Ransomware Impacts and Defense Controls

“An ounce of prevention is better than a pound of cure”.

Whatever way you quote this age-old adage, its hard to argue against it. So it goes in the cyber security context as well – preventing cyber threats is always going to be better than curing them. For more than a decade now, we have been depending on a wide variety of tools designed to detect and prevent cyber threats before they affect us. These tools have been typically in the form of vulnerability scanners which continue to be widely used in proactive security programs all over the world.

In addition to this, we have a plethora of options in the “reactive” space as well (think “the cure”). Here we have tools like Endpoint Detection and Response (EDR) sometimes also referred to as Next Generation Anti-Virus (NGAV) which work close to our endpoints (think “assets”) and continuously scan them for threats. Just like in medicine, we need these “cures” to identify and treat threats which manage to sneak past our proactive security scanners.

So we need both proactive and reactive tools, right?

Absolutely! In fact, “defense in depth” tells us we need even more tools and controls layered over each other in addition to scanners and NGAV for effective cyber defense. However we see that over the years, adding more tools or naming them in different Gartner Magic Quadrants isn’t really improving our exposure to attacks. While there are several examples of high and not-so-high profile attacks and breaches (2017 WannaCry anyone?), let us unpack one of the more recent ones.

SeaChange International, a US based leading supplier of video based software solutions confirmed that they have been impacted by a ransomware attack in April this year. Now, you may not have heard about SeaChange but they are listed on NASDAQ and have customers like BBC, Verizon and AT&T with 50 million subscribers in 50 countries. Pretty big!

So, what do we know about this attack? While the cyber forensic analysis is still on going and details are sketchy, we do know that this was caused ransomware named REvil or Sodinokibi. We have been hearing about this ransomware for more than a year based on information curated from our threat intelligence platform – ThreatWorx Attenu8. The earliest reports on this ransomware are from April of last year. We also know the two vulnerabilities which are weaponized by this ransomware – CVE-2018-8453 and CVE-2019-11510. Both vulnerabilities are more than a year old and have patches available for a while now. Both have been discussed online quite a bit, again in the context of this ransomware. Suffices to say that if these two vulnerabilities (or even one of these) are patched appropriately, your chances of getting hit by Sodinokibi are going to be very very low.

But then what went wrong at SeaChange? We can only speculate about that at the moment. However two things emerge:

1. Their detection and response (reactive) solutions didn’t work as expected.

2. They failed to detect and patch one or both vulnerabilities which could have prevented the ransomware attack in the first place.

Which leads us to two new questions:

1. Was there too much reliance on the cure (EDR) rather than the prevention (vulnerability scanning)?

2. Why did the vulnerability scanning fail to detect the two vulnerabilities?

Let us try and answer 2. first. CVE-2018-8453 would have been easy to identify as it is a boilerplate Windows vulnerability. Microsoft (still) does a fairly good job of testing and patching its older products. However, and this is the key, most vulnerability scanners will not be able to provide any insight into the level of weaponization of each impacting vulnerability (without expensive EDR add-ons).
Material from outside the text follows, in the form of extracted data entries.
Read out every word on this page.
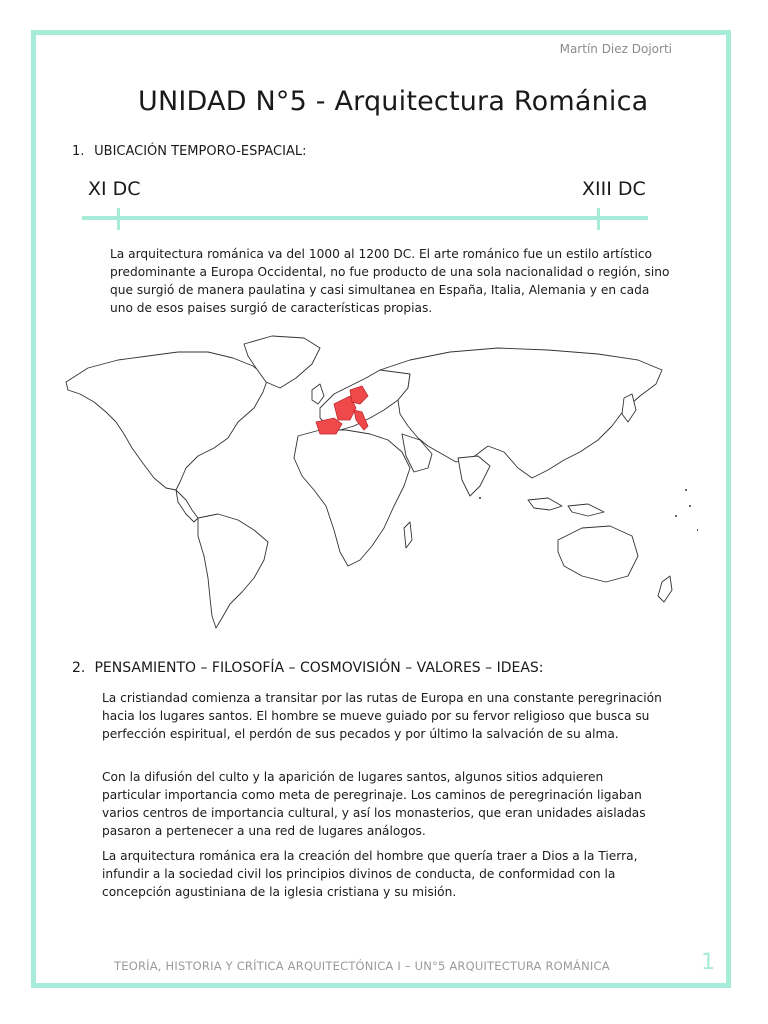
Martín Diez Dojorti
UNIDAD N°5 - Arquitectura Románica
1. UBICACIÓN TEMPORO-ESPACIAL:
XI DC	XIII DC

La arquitectura románica va del 1000 al 1200 DC. El arte románico fue un estilo artístico predominante a Europa Occidental, no fue producto de una sola nacionalidad o región, sino que surgió de manera paulatina y casi simultanea en España, Italia, Alemania y en cada uno de esos paises surgió de características propias.

2. PENSAMIENTO – FILOSOFÍA – COSMOVISIÓN – VALORES – IDEAS:

La cristiandad comienza a transitar por las rutas de Europa en una constante peregrinación hacia los lugares santos. El hombre se mueve guiado por su fervor religioso que busca su perfección espiritual, el perdón de sus pecados y por último la salvación de su alma.

Con la difusión del culto y la aparición de lugares santos, algunos sitios adquieren particular importancia como meta de peregrinaje. Los caminos de peregrinación ligaban varios centros de importancia cultural, y así los monasterios, que eran unidades aisladas pasaron a pertenecer a una red de lugares análogos.

La arquitectura románica era la creación del hombre que quería traer a Dios a la Tierra, infundir a la sociedad civil los principios divinos de conducta, de conformidad con la concepción agustiniana de la iglesia cristiana y su misión.

TEORÍA, HISTORIA Y CRÍTICA ARQUITECTÓNICA I – UN°5 ARQUITECTURA ROMÁNICA	1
There would be no signal from the scanner to indicate the priority of CVE-2018-8453 vis-a-vis. the hundreds of other vulnerabilities that need to be addressed on a typical “Patch Tuesday”. So if you are purely depending on patching issues based on priority from your scanner, CVE-2018-8453 may not have made the cut. Not to say that this is what happened at SeaChange, but it looks like a likely scenario.

And as for the second vulnerability, CVE-2019-11510, its impact was on a VPN service being used by SeaChange. VPN and other network services are harder to scan using traditional tools. Scanning solutions will prioritize detection (writing test cases for) of vulnerabilities of certain vendors, products over others. They will also not be able to scan services which are not associated with traditional endpoints, making them useless in detecting vulnerabilities like CVE-2019-11510.
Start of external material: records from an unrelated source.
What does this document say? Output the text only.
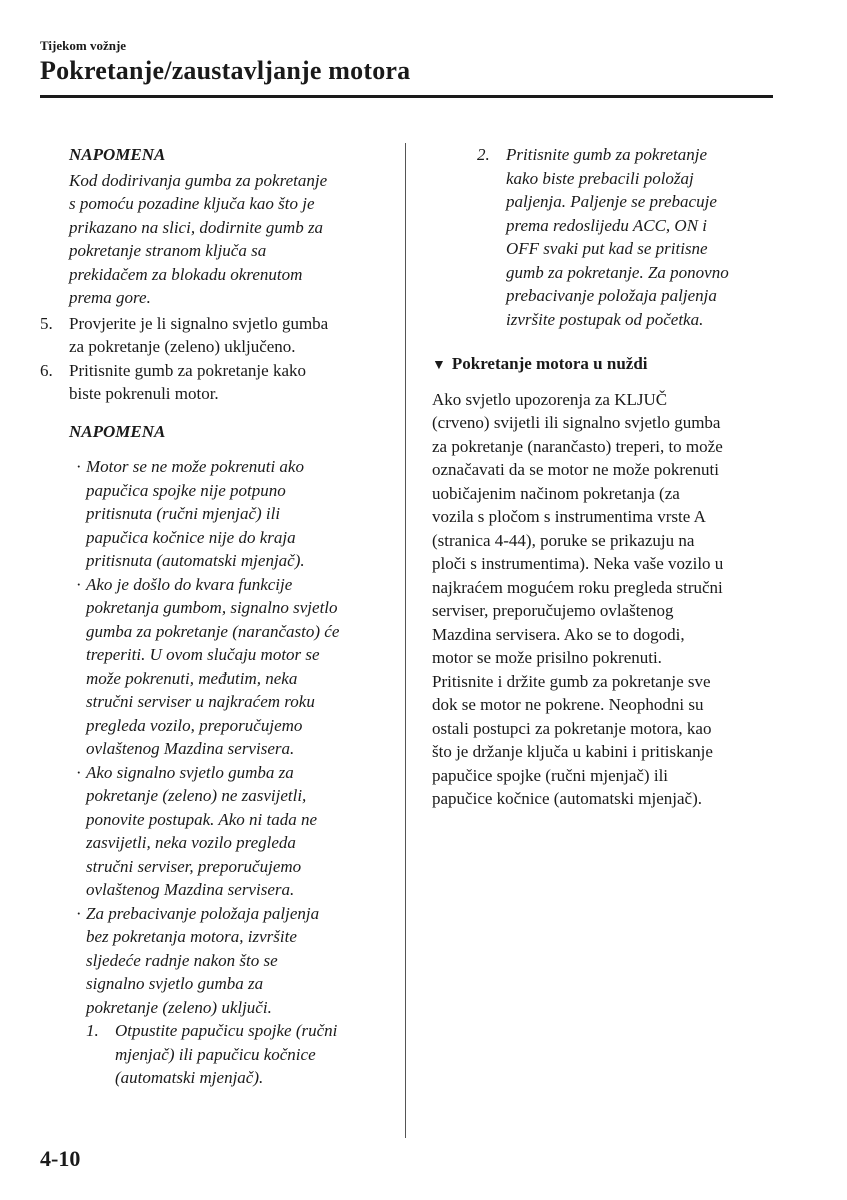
Tijekom vožnje
Pokretanje/zaustavljanje motora
NAPOMENA
Kod dodirivanja gumba za pokretanje
s pomoću pozadine ključa kao što je
prikazano na slici, dodirnite gumb za
pokretanje stranom ključa sa
prekidačem za blokadu okrenutom
prema gore.
5. Provjerite je li signalno svjetlo gumba
za pokretanje (zeleno) uključeno.
6. Pritisnite gumb za pokretanje kako
biste pokrenuli motor.
NAPOMENA
· Motor se ne može pokrenuti ako
papučica spojke nije potpuno
pritisnuta (ručni mjenjač) ili
papučica kočnice nije do kraja
pritisnuta (automatski mjenjač).
· Ako je došlo do kvara funkcije
pokretanja gumbom, signalno svjetlo
gumba za pokretanje (narančasto) će
treperiti. U ovom slučaju motor se
može pokrenuti, međutim, neka
stručni serviser u najkraćem roku
pregleda vozilo, preporučujemo
ovlaštenog Mazdina servisera.
· Ako signalno svjetlo gumba za
pokretanje (zeleno) ne zasvijetli,
ponovite postupak. Ako ni tada ne
zasvijetli, neka vozilo pregleda
stručni serviser, preporučujemo
ovlaštenog Mazdina servisera.
· Za prebacivanje položaja paljenja
bez pokretanja motora, izvršite
sljedeće radnje nakon što se
signalno svjetlo gumba za
pokretanje (zeleno) uključi.
1. Otpustite papučicu spojke (ručni
mjenjač) ili papučicu kočnice
(automatski mjenjač).
2. Pritisnite gumb za pokretanje
kako biste prebacili položaj
paljenja. Paljenje se prebacuje
prema redoslijedu ACC, ON i
OFF svaki put kad se pritisne
gumb za pokretanje. Za ponovno
prebacivanje položaja paljenja
izvršite postupak od početka.
▼ Pokretanje motora u nuždi
Ako svjetlo upozorenja za KLJUČ
(crveno) svijetli ili signalno svjetlo gumba
za pokretanje (narančasto) treperi, to može
označavati da se motor ne može pokrenuti
uobičajenim načinom pokretanja (za
vozila s pločom s instrumentima vrste A
(stranica 4-44), poruke se prikazuju na
ploči s instrumentima). Neka vaše vozilo u
najkraćem mogućem roku pregleda stručni
serviser, preporučujemo ovlaštenog
Mazdina servisera. Ako se to dogodi,
motor se može prisilno pokrenuti.
Pritisnite i držite gumb za pokretanje sve
dok se motor ne pokrene. Neophodni su
ostali postupci za pokretanje motora, kao
što je držanje ključa u kabini i pritiskanje
papučice spojke (ručni mjenjač) ili
papučice kočnice (automatski mjenjač).
4-10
As for the first question, no doubt an EDR solution is required for effective “defense in depth”. Unfortunately, in the absence of an effective proactive scanning solution, organizations will tend to rely solely on reactive fire fighting. However, if indeed SeaChange was using some sort of EDR and it failed to detect a widely known ransomware in time, then it tells a lot of the efficacy of the EDR model as well. It is more likely that even if the EDR solution did manage to detect an active Sodinokibi within SeaChange’s networks, the damage was already done. The “cure” was too little and too late.
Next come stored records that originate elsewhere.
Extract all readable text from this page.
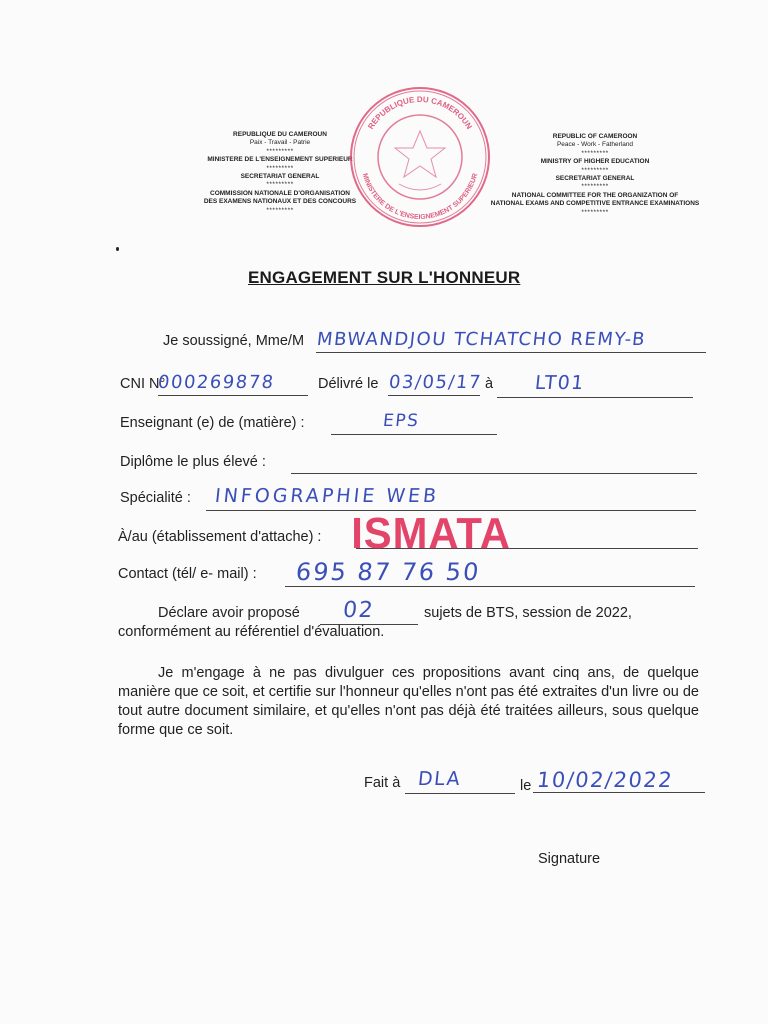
REPUBLIQUE DU CAMEROUN
Paix - Travail - Patrie
*********
MINISTERE DE L'ENSEIGNEMENT SUPERIEUR
*********
SECRETARIAT GENERAL
*********
COMMISSION NATIONALE D'ORGANISATION
DES EXAMENS NATIONAUX ET DES CONCOURS
*********
REPUBLIQUE DU CAMEROUN
MINISTERE DE L'ENSEIGNEMENT SUPERIEUR
REPUBLIC OF CAMEROON
Peace - Work - Fatherland
*********
MINISTRY OF HIGHER EDUCATION
*********
SECRETARIAT GENERAL
*********
NATIONAL COMMITTEE FOR THE ORGANIZATION OF
NATIONAL EXAMS AND COMPETITIVE ENTRANCE EXAMINATIONS
*********
ENGAGEMENT SUR L'HONNEUR
Je soussigné, Mme/M MBWANDJOU TCHATCHO REMY-B
CNI N°
000269878	Délivré le 03/05/17 à LT01
Enseignant (e) de (matière) :	EPS
Diplôme le plus élevé :
Spécialité : INFOGRAPHIE WEB
À/au (établissement d'attache) : ISMATA
Contact (tél/ e- mail) : 695 87 76 50
Déclare avoir proposé 02	sujets de BTS, session de 2022,
conformément au référentiel d'évaluation.
Je m'engage à ne pas divulguer ces propositions avant cinq ans, de quelque manière que ce soit, et certifie sur l'honneur qu'elles n'ont pas été extraites d'un livre ou de tout autre document similaire, et qu'elles n'ont pas déjà été traitées ailleurs, sous quelque forme que ce soit.
Fait à DLA	le 10/02/2022
Signature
While this event is still unfolding and we will know more details about this in time, it is hardly an anecdote. Events like this are happening more often than we hear about them. Hackers are more motivated and relentless than ever before. There is significantly more reliance on reactive measures than proactive. Not because either approaches are fundamentally better than each other, but because the proactive solutions are just not able to highlight the potentially catastrophic threats early. The only way is to have a much stronger proactive security solution to complement any EDR/NGAV that you may have in place. Anything else might just be a headline waiting to happen.